I have great respect for doctorjen on these forums, and she posted a story about this with one of her clients. As you probably know, she is a super-low-intervention family doc (& doctorjen, I apologize if I make a mistake at all in relating this anecdote). After the woman gave birth, she was just gushing, pouring blood. To save her life, doctorjen did bimanual compression - pretty rough, too - among other things. She did not have time to ask the patient's permission, but I believe she told her what she was doing. The patient did experience some trauma from the event (no surprise there) as it was both painful and frightening. But also necessary to save her life in that moment.

As I understand it, that kind of catastrophic hemorrhage is very unusual. Not impossible, just very unusual. I would think that might be one of the rare situations where a UC could result in a maternal death that could be prevented in the hospital or with an attendant, but also I feel that in a hemorrhage that severe, it might not be possible to save the mother at all.

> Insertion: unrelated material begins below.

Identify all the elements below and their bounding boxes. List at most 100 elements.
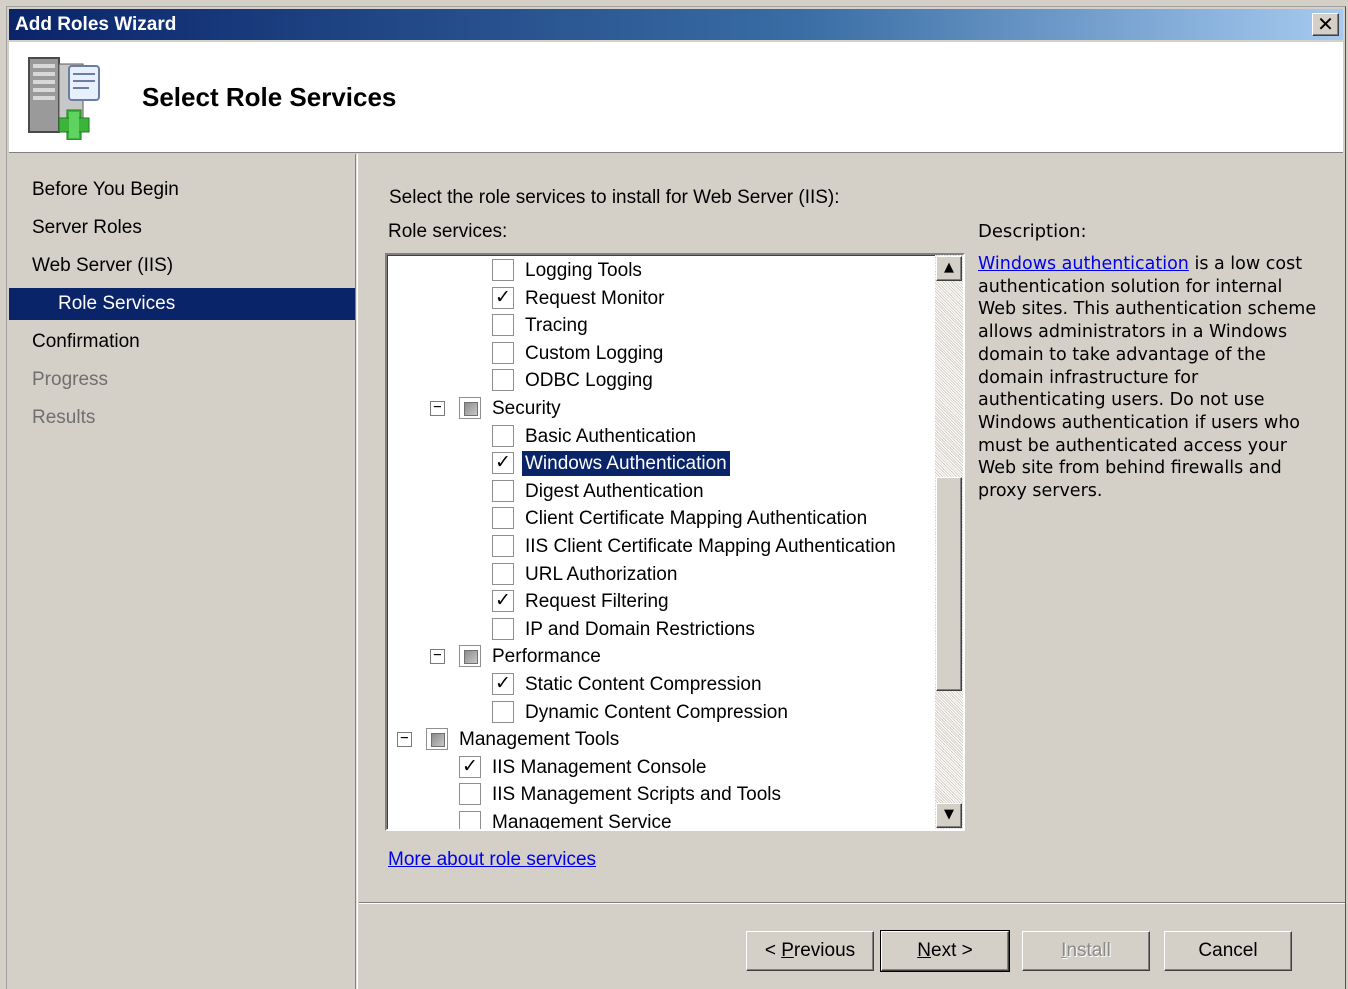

As someone else said, birth is not without risk. Wherever you do it. A lot of choice in birthing depends on the way you evaulate the risks and what risks are and are not acceptable to you. The risk of severe PPH is so slight that, to me, it does not overpower the many other risks attendant to hospital births.
post #19 of 34
Quote:
Originally Posted by Romana9+2 View Post
To save her life, doctorjen did bimanual compression - pretty rough, too - among other things. She did not have time to ask the patient's permission, but I believe she told her what she was doing. The patient did experience some trauma from the event (no surprise there) as it was both painful and frightening. But also necessary to save her life in that moment.
Oh yes, now I remember. In Emergency Childbirth, Dr White talks about that. Compress the uterus with one hand against your other hand, which should be on the cervix. HARD.
post #20 of 34
Quote:
Originally Posted by barefoot mama View Post
Oh yes, now I remember. In Emergency Childbirth, Dr White talks about that. Compress the uterus with one hand against your other hand, which should be on the cervix. HARD.
Yes. One hand goes in the vagina, then becomes a fist. Other hand on the outside and you compress the uterus between them. Sounds very painful. I made sure my dh was aware of this and had looked at the diagrams in the Dr. White book, but honestly I think in that extreme kind of emergency it really is asking a lot of a spouse, who hasn't had any training and doesn't know exactly what to do, and is scared themselves. Fortunately, needing bimanual compression to stop a sudden, severe PPH is very rare. I don't know how rare, statistically . . . and I would think it would be less likely where there's no cord traction or other interference that could cause a hemorrhage.